Reads a molecule from the specified input stream, ‘ifs’, in CIF or mmCIF file format. The reader peeks into the file to check for specific tags to determine whether it is a CIF or mmCIF file, given that the extension used is the same. The mmCIF reader can be enforced by setting the OEFormat_MMCIF on the input stream. A number of different format variants are supported by the use of ‘flavor’ parameter from the OEIFlavor_CIF or the OEIFlavor_MMCIF namespace. This function returns true if the operation was successful, and false if an end-of-file was encountered.

The atoms (_atom_site) table has four “author defined alternatives” (.auth_*) that have similar meaning to the “primary” identifiers (.label_*). Two of them, atom name (atom_id) and residue name (comp_id) almost never differ. The other two, chain name (asym_id) and sequence number (seq_id) may differ in a confusing way (A,B,C <-> C,A,B). Thus we read and store only one, auth if it is present, otherwise label.

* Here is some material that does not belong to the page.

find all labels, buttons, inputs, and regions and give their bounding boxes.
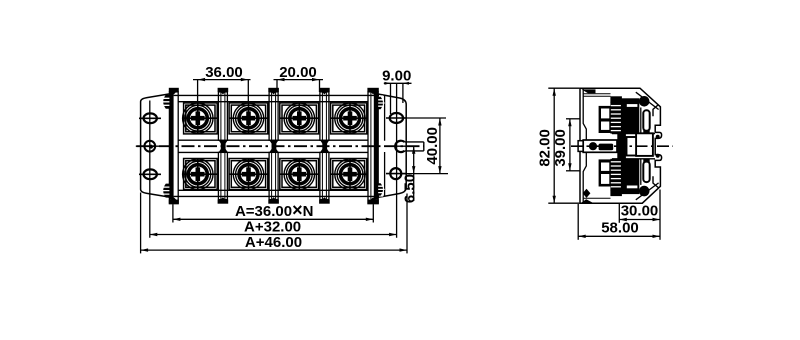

In all PDB entries each auth_asym_id “chain” is split into one or more label_asym_id subchains. The polymer (residues before the TER record in the PDB format) goes into one subchain; all the other (non-polymer) residues are put into single-residue subchains; except the waters, which are all put into one subchain. Currently, wwPDB treats non-linear polymers (such as sugars) as non-polymers.


The implementation of mmCIF reading is partial, particularly for metadata processing, and is limited in scope to what is needed for Spruce TK. This means that converting to a PDB file will result in loss of header data.

It is recommended to always use the author-defined names, for consistency with the PDB format and with the literature.